Matías, un par de pasos por delante, charlaba amigablemente con la dueña del pequeño almacén del pueblo mientras ella preparaba unos seis chorizos listos para cocinar.

Santiago intentó calmarse, respirando lentamente.

—¡Ah! Padre! —Llamó su atención un hombre regordete, cuya piel morena, cuarteada y algo reseca, sus kilos de más y su cabello entrecano denotaron su larga vida de trabajo en el campo —¿Se siente bien?

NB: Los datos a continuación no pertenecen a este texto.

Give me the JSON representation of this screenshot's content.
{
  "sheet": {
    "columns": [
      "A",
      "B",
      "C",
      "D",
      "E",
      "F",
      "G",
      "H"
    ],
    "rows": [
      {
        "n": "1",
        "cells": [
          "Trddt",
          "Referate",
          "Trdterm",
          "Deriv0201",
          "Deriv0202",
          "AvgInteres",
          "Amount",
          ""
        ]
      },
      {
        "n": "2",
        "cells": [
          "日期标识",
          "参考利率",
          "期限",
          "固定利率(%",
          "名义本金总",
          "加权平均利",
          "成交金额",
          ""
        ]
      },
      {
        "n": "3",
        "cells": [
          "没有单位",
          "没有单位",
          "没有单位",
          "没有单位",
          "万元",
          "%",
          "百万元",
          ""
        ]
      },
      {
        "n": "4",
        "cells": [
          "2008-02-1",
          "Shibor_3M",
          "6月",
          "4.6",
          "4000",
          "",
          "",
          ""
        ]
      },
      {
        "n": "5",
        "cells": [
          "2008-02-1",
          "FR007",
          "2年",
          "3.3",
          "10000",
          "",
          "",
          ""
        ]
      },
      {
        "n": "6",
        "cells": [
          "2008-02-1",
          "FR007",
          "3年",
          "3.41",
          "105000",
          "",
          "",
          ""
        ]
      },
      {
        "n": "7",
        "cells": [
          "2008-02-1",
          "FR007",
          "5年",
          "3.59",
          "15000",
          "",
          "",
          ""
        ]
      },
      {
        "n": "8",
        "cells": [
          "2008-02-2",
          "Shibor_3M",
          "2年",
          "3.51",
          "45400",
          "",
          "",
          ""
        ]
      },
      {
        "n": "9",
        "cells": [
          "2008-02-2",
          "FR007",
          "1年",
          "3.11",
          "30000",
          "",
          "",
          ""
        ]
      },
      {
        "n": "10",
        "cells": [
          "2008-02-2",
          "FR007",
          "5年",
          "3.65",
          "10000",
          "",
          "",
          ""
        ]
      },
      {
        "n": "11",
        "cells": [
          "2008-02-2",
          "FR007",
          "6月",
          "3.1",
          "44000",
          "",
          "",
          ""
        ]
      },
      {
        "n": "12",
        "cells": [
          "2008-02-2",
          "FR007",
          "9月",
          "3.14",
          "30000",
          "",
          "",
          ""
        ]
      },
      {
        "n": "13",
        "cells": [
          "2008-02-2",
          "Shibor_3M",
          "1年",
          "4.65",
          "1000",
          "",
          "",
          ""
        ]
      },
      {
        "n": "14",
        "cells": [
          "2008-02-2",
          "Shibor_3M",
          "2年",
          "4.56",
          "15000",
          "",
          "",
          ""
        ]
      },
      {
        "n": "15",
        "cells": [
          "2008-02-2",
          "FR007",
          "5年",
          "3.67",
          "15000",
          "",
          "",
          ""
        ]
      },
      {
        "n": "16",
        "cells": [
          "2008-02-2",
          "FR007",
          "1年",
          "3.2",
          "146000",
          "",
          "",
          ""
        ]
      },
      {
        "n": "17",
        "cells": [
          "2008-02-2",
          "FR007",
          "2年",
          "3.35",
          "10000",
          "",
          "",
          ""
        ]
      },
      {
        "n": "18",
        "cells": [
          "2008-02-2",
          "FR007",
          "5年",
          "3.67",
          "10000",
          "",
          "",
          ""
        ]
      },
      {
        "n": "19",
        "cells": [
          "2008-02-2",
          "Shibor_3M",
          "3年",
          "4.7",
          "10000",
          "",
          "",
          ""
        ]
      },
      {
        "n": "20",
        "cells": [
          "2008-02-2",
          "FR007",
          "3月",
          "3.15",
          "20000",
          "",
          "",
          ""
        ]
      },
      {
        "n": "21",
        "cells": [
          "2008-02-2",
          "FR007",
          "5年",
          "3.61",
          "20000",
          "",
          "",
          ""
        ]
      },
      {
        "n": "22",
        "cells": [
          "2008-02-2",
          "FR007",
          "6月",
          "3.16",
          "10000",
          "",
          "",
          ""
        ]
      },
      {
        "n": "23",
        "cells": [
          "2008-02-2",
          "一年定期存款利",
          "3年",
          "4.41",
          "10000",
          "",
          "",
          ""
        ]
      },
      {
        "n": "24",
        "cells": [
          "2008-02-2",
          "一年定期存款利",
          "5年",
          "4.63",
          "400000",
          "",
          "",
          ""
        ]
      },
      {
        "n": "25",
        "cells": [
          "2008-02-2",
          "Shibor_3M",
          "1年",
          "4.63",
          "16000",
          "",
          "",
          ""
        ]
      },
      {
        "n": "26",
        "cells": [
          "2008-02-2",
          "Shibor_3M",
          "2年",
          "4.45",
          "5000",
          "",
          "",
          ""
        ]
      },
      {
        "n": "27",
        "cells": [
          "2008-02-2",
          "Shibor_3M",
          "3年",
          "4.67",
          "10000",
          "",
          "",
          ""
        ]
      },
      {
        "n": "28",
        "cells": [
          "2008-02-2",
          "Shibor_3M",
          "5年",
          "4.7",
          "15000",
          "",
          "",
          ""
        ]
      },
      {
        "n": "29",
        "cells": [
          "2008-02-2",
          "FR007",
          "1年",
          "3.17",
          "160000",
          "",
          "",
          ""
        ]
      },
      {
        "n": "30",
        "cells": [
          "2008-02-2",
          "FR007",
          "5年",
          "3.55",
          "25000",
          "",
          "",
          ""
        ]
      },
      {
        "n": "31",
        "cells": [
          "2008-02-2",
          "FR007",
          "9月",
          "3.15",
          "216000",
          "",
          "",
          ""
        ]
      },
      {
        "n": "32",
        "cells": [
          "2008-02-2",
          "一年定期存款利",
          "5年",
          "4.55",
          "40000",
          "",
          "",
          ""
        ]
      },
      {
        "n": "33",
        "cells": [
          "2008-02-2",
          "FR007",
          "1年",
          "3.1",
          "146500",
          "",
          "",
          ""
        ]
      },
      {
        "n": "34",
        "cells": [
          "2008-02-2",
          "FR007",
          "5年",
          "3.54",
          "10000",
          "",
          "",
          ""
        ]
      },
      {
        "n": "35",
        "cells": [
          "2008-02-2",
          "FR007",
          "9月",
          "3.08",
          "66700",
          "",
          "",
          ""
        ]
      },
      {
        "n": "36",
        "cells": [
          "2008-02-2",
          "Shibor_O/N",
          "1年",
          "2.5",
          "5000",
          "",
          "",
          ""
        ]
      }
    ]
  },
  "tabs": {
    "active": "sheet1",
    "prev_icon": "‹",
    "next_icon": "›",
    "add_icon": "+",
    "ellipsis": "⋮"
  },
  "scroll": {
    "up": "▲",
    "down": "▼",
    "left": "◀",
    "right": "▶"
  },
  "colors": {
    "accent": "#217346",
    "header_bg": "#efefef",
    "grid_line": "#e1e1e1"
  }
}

—Más o menos... — se animó a responder Santiago con un hilo de voz, al notar que Matías y la dueña volteaban un momento para mirarlos a ambos. —Debe ser el calor... —Mintió al notar que estaba transpirando.

—Ah, sí, los veranos se han vuelto insoportables... — Respondió el hombre —Un poco de vino y un asado lo va a reponer enseguida, no se preocupe... —Bromeó.

Los otros tres rieron y Santiago volvió a aflojarse el cuello de la camisa mientras se repetía mentalmente que todo estaba bien a pesar de las imágenes que le devolvían sus ojos.

Junto al hombre moreno, que siguió haciéndoles preguntas mundanas sobre su viaje, se encontraba el espíritu de una mujer mayor, de baja estatura, que lo miraba con un aire de superioridad, mientras su piel blanquecina, derretida y pálida se difuminaba suavemente con su entorno. Sus ojos vacíos se clavaron en él, su pelo grisáceo reseco y su ropa arrugada y gastada le dieron un aire aterrador. La baja energía que emanaba fue tornando el ambiente mucho más pesado mientras parecía emitir un zumbido que, al parecer, solo el sacerdote era capaz de oír.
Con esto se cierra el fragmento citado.